[Genetic-statistical analysis of environmental and genetic influences on the outcome of the juvenile and breeding performance tests for behaviour traits in Hovawart dogs].

The objective of the present study was to evaluate the importance of genetic and environmental sources of variation for results of behaviour tests recorded at juvenile and breeding performance tests in the Hovawart dog. For these analyses behaviour test results of 1882 (juvenile evaluation), respectively 929 dogs (breeding performance test) born in 1995 to 2000 had been used. Variance component estimation was performed for the traits appearance, play instinct, hunting affinity, group of people, shoot, acoustical and optical influences and temperament using multivariate linear animal models and Residual Maximum Likelihood (REML).

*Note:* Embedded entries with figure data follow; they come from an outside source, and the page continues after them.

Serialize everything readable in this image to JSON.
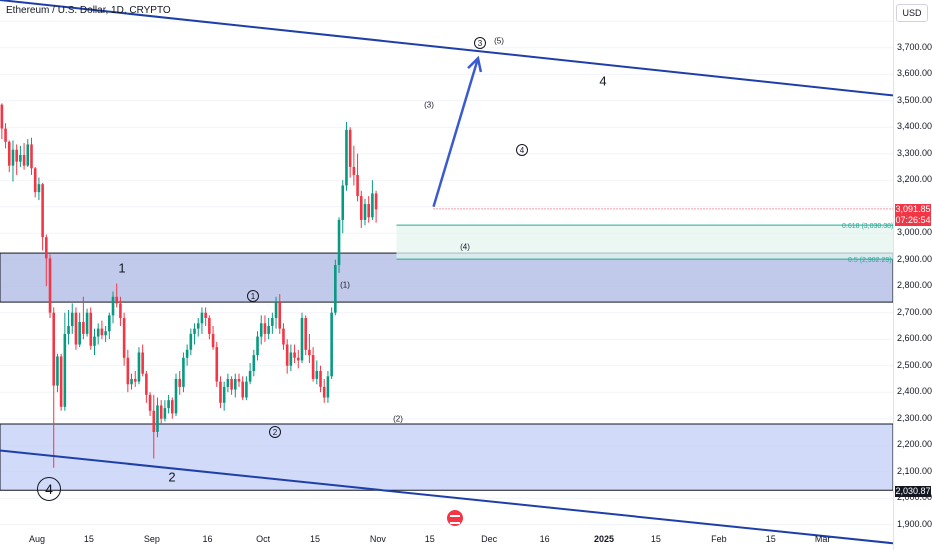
{
  "header": {
    "title": "Ethereum / U.S. Dollar, 1D, CRYPTO"
  },
  "price_axis": {
    "currency_button": "USD",
    "ticks": [
      "3,700.00",
      "3,600.00",
      "3,500.00",
      "3,400.00",
      "3,300.00",
      "3,200.00",
      "3,000.00",
      "2,900.00",
      "2,800.00",
      "2,700.00",
      "2,600.00",
      "2,500.00",
      "2,400.00",
      "2,300.00",
      "2,200.00",
      "2,100.00",
      "2,000.00",
      "1,900.00"
    ],
    "last_price": "3,091.85",
    "countdown": "07:26:54",
    "level_label": "2,030.87",
    "colors": {
      "last": "#f23645",
      "level": "#131722"
    }
  },
  "time_axis": {
    "ticks": [
      "Aug",
      "15",
      "Sep",
      "16",
      "Oct",
      "15",
      "Nov",
      "15",
      "Dec",
      "16",
      "2025",
      "15",
      "Feb",
      "15",
      "Mar"
    ],
    "bold": [
      "2025"
    ]
  },
  "annotations": {
    "fib_618": "0.618 (3,030.38)",
    "fib_5": "0.5 (2,902.29)",
    "w1": "1",
    "w2": "2",
    "w4_top": "4",
    "w4_bottom": "4",
    "c1": "1",
    "c2": "2",
    "c3": "3",
    "c4": "4",
    "p1": "(1)",
    "p2": "(2)",
    "p3": "(3)",
    "p4": "(4)",
    "p5": "(5)"
  },
  "chart_data": {
    "type": "candlestick",
    "symbol": "Ethereum / U.S. Dollar",
    "interval": "1D",
    "ylim": [
      1880,
      3880
    ],
    "x_start": "2024-07-22",
    "x_end": "2025-03-20",
    "colors": {
      "up": "#089981",
      "down": "#f23645",
      "channel": "#1e3fa8",
      "zone": "#b3bde6",
      "zone2": "#c6d1f7",
      "fib": "#22ab94"
    },
    "candles_ohlc": [
      [
        3485,
        3490,
        3355,
        3395
      ],
      [
        3395,
        3415,
        3320,
        3345
      ],
      [
        3345,
        3350,
        3230,
        3255
      ],
      [
        3255,
        3350,
        3195,
        3315
      ],
      [
        3315,
        3335,
        3220,
        3270
      ],
      [
        3270,
        3330,
        3250,
        3295
      ],
      [
        3295,
        3340,
        3240,
        3255
      ],
      [
        3255,
        3355,
        3250,
        3335
      ],
      [
        3335,
        3360,
        3220,
        3245
      ],
      [
        3245,
        3250,
        3135,
        3155
      ],
      [
        3155,
        3210,
        3125,
        3185
      ],
      [
        3185,
        3190,
        2935,
        2985
      ],
      [
        2985,
        2995,
        2800,
        2905
      ],
      [
        2905,
        2920,
        2680,
        2700
      ],
      [
        2700,
        2720,
        2115,
        2425
      ],
      [
        2425,
        2545,
        2400,
        2535
      ],
      [
        2535,
        2545,
        2330,
        2345
      ],
      [
        2345,
        2700,
        2330,
        2620
      ],
      [
        2620,
        2710,
        2580,
        2650
      ],
      [
        2650,
        2735,
        2620,
        2700
      ],
      [
        2700,
        2720,
        2560,
        2580
      ],
      [
        2580,
        2700,
        2570,
        2665
      ],
      [
        2665,
        2760,
        2600,
        2620
      ],
      [
        2620,
        2715,
        2610,
        2700
      ],
      [
        2700,
        2720,
        2560,
        2575
      ],
      [
        2575,
        2640,
        2540,
        2610
      ],
      [
        2610,
        2660,
        2580,
        2640
      ],
      [
        2640,
        2670,
        2600,
        2615
      ],
      [
        2615,
        2650,
        2590,
        2630
      ],
      [
        2630,
        2700,
        2600,
        2690
      ],
      [
        2690,
        2780,
        2660,
        2760
      ],
      [
        2760,
        2810,
        2720,
        2735
      ],
      [
        2735,
        2760,
        2650,
        2680
      ],
      [
        2680,
        2700,
        2500,
        2530
      ],
      [
        2530,
        2560,
        2400,
        2430
      ],
      [
        2430,
        2470,
        2410,
        2450
      ],
      [
        2450,
        2480,
        2420,
        2440
      ],
      [
        2440,
        2570,
        2430,
        2550
      ],
      [
        2550,
        2580,
        2460,
        2470
      ],
      [
        2470,
        2480,
        2360,
        2390
      ],
      [
        2390,
        2400,
        2310,
        2330
      ],
      [
        2330,
        2390,
        2150,
        2250
      ],
      [
        2250,
        2380,
        2230,
        2350
      ],
      [
        2350,
        2370,
        2280,
        2300
      ],
      [
        2300,
        2370,
        2290,
        2340
      ],
      [
        2340,
        2390,
        2320,
        2370
      ],
      [
        2370,
        2380,
        2300,
        2320
      ],
      [
        2320,
        2470,
        2310,
        2450
      ],
      [
        2450,
        2480,
        2390,
        2420
      ],
      [
        2420,
        2550,
        2400,
        2530
      ],
      [
        2530,
        2580,
        2500,
        2560
      ],
      [
        2560,
        2640,
        2540,
        2620
      ],
      [
        2620,
        2660,
        2580,
        2640
      ],
      [
        2640,
        2680,
        2610,
        2660
      ],
      [
        2660,
        2720,
        2620,
        2700
      ],
      [
        2700,
        2720,
        2650,
        2680
      ],
      [
        2680,
        2690,
        2600,
        2620
      ],
      [
        2620,
        2650,
        2560,
        2570
      ],
      [
        2570,
        2590,
        2420,
        2440
      ],
      [
        2440,
        2460,
        2340,
        2360
      ],
      [
        2360,
        2440,
        2330,
        2420
      ],
      [
        2420,
        2470,
        2400,
        2450
      ],
      [
        2450,
        2460,
        2390,
        2410
      ],
      [
        2410,
        2470,
        2380,
        2450
      ],
      [
        2450,
        2470,
        2420,
        2440
      ],
      [
        2440,
        2460,
        2370,
        2380
      ],
      [
        2380,
        2460,
        2370,
        2440
      ],
      [
        2440,
        2510,
        2430,
        2480
      ],
      [
        2480,
        2560,
        2460,
        2540
      ],
      [
        2540,
        2630,
        2520,
        2610
      ],
      [
        2610,
        2690,
        2580,
        2660
      ],
      [
        2660,
        2690,
        2590,
        2620
      ],
      [
        2620,
        2680,
        2600,
        2650
      ],
      [
        2650,
        2700,
        2620,
        2680
      ],
      [
        2680,
        2760,
        2640,
        2740
      ],
      [
        2740,
        2770,
        2620,
        2640
      ],
      [
        2640,
        2660,
        2560,
        2580
      ],
      [
        2580,
        2600,
        2470,
        2500
      ],
      [
        2500,
        2580,
        2480,
        2550
      ],
      [
        2550,
        2580,
        2510,
        2530
      ],
      [
        2530,
        2560,
        2490,
        2520
      ],
      [
        2520,
        2700,
        2510,
        2680
      ],
      [
        2680,
        2690,
        2540,
        2560
      ],
      [
        2560,
        2620,
        2510,
        2540
      ],
      [
        2540,
        2570,
        2440,
        2450
      ],
      [
        2450,
        2520,
        2430,
        2480
      ],
      [
        2480,
        2500,
        2400,
        2420
      ],
      [
        2420,
        2450,
        2360,
        2380
      ],
      [
        2380,
        2480,
        2360,
        2460
      ],
      [
        2460,
        2720,
        2450,
        2700
      ],
      [
        2700,
        2900,
        2690,
        2880
      ],
      [
        2880,
        3060,
        2850,
        3050
      ],
      [
        3050,
        3200,
        3000,
        3180
      ],
      [
        3180,
        3420,
        3160,
        3390
      ],
      [
        3390,
        3400,
        3210,
        3250
      ],
      [
        3250,
        3330,
        3180,
        3220
      ],
      [
        3220,
        3300,
        3120,
        3140
      ],
      [
        3140,
        3160,
        3020,
        3050
      ],
      [
        3050,
        3130,
        3030,
        3110
      ],
      [
        3110,
        3140,
        3040,
        3060
      ],
      [
        3060,
        3200,
        3050,
        3150
      ],
      [
        3150,
        3160,
        3040,
        3090
      ]
    ],
    "channel_upper": [
      [
        "2024-07-22",
        3880
      ],
      [
        "2025-03-20",
        3520
      ]
    ],
    "channel_lower": [
      [
        "2024-07-22",
        2180
      ],
      [
        "2025-03-20",
        1830
      ]
    ],
    "zones": [
      {
        "top": 2925,
        "bottom": 2740
      },
      {
        "top": 2280,
        "bottom": 2030
      }
    ],
    "fib_levels": [
      {
        "ratio": 0.618,
        "price": 3030.38
      },
      {
        "ratio": 0.5,
        "price": 2902.29
      }
    ],
    "projection_arrow": [
      [
        "2024-11-16",
        3100
      ],
      [
        "2024-11-28",
        3660
      ]
    ],
    "horizontal_ray": 3091.85
  }
}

The models included test-year-season, sex, litter size, age and inbreeding coefficient of the animal as fixed effects. Additive genetic effects of the animal, permanent environmental effect of the litter and the effect of the kennel were considered as random factors. The sex of the dog was significant for appearance, play instinct, hunting affinity, acoustical and optical influences of juvenile evaluation and for the traits temperament, play instinct, hunting affinity, acoustical and one of the optical influences of breeding performance test. The age of the dog at test significantly influenced the traits play instinct, hunting affinity and acoustical influences of juvenile evaluation and optical influences and hunting affinity of breeding performance test. All traits with exception of hunting affinity and group of people were significantly affected by the test-year-season. The inbreeding coefficient was significant for appearance of juvenile evaluation and play affinity of breeding performance test. The effect litter size did not influence any of the traits significantly. The estimated heritabilities for the behaviour traits of juvenile and breeding performance test ranged from h2 = 0.01 to h2 = 0.13, respectively h2 = 0.01 to h2 = 0.14, with standard errors of up to 0.03. The additive genetic correlations between most of the traits were moderately to highly positive (r(g) = 0.20 to r(g) = 1.0, respectively r(g) = 0.29 to r(g) = 1.0). Negative additive genetic correlations were only found for a few traits of juvenile (r(g) = -0.02 to r(g) = -0.58) and breeding performance test (r(g) = -0.28 to r(g) = -0.83). Progress in breeding for the behaviour traits investigated here may only be meaningful when information from all relatives is used in an animal model instead of selection based on the phenotype of the single animal.